• Portfolio Management for January 6, 2013

    I would like to revisit the basic principles of portfolio management:


    The two main issues in investing are always a sound profitable strategy and risk management.

    A. The Strategy

    Our trading strategy is sound. The back-test has proven it and the real life trading since September 2013 tends to confirm the results of the back-tests. The Portfolio Management statistics show that since September 9, 2013 the portfolio has gained almost 20% compared with 9.6% for the S&P500.



    One poster wrote that using TNA as an instrument would have produced even better returns. Indeed, during the same period, TNA would have produced +33.5%.

    The main difference is risk management. With TNA lies the risk of volatility and a wrong market direction. Do not forget that to gain 33% since September 9, 2013, TNA went through three pull-backs of 10% to 15%. How would you have managed such pull-backs? Selling? If so, when would you have bought back?

    This comparison is just to introduce the principles of risk management.

    B. Risk Management

    The main question is: How much portfolio value are you ready to lose on any single trade?
    Usually, this number is between 0.5% and 1%.

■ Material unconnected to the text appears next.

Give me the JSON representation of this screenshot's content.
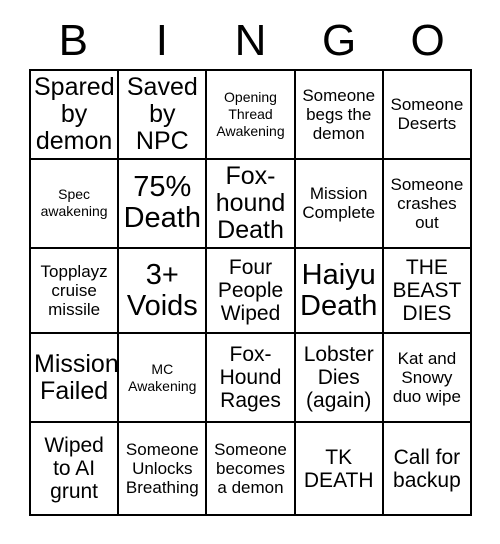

    The second question is: How many consecutive positions can you manage? If the response is 10 positions and the maximum loss in the portfolio for each trade is 0.5%, then you need a maximum 5% stop loss on each position.

    For our portfolio, we decided to limit ourselves to 5 positions. Hence, 5% is the maximum admissible loss per trade.

    The ZLC case study

    The ZLC case was discussed in real time in the link below, but let's review it again to see how we could have better managed it.

    http://www.effectivevolume.com/showthread.php?6901-ZLC

    We entered the position at 16.10 and were stopped out at 15.39 for a loss of 4.41%
    ZLC is a volatile stock with a 5D ATR (Average True Range) higher than 7%. Most stocks have an ATR lower than 5%. This means that the stock is more volatile than others and hence tight stops are difficult to manage. In our case, even a 4.41% stop loss was hit. This shows that the stop was too tight. In order for us to increase our stop, we should have taken a smaller position.

    The real question though is what is the safest stop to use. We saw earlier that 5% is the maximum stop that we can use to limit the loss on the portfolio.

    For ZLC, a stop of 15.39 had a 36.3% chance of being hit within 5 days.
    To lower the probability to 10%, the stop level should have been set at 14.51, which is a stop loss of 9.5%. Such a high risk would have forced us to cut the position size in half.

    How do we calculate such a probability? This is extremely tricky and highly hypothesis dependent. It is mainly what we call a conditional probability. The stricter the condition, the smaller the sample and the less reliable the results.

    The main issue is volatility. The higher the 5D volatility, the higher the probability of hitting a fixed 5% stop loss level. We can see this in the table below. Indeed, the columns "ATR" and "Max Loss" have a correlation value of 0.90.

    Let's study this table of potential trades for Monday.
    The last three lines represent the stocks that are in the current portfolio.
    All the others represent new trade ideas.

    Long Candidates Target Price: This shows my entry price target for Monday
    ATR: This shows the 5D Average True Range. It is a measure of the volatility.
    Probability to hit target entry: This shows the probability that on Monday, the target price will be hit. This is a critical value. If a stock is extended from the target entry price, I would not even consider watching it.
    Stop level for a max 10% 5D Stop hit probability: This shows the stop that I would need to use in order to limit to 10% the probability to hit the stop within 5 days.
    Max Loss: This shows the maximum loss in percentage terms that such a stop loss level requires
    Position Size: This shows the position size required in order to limit the maximum loss to 5% within the 10% probability to hit the stop.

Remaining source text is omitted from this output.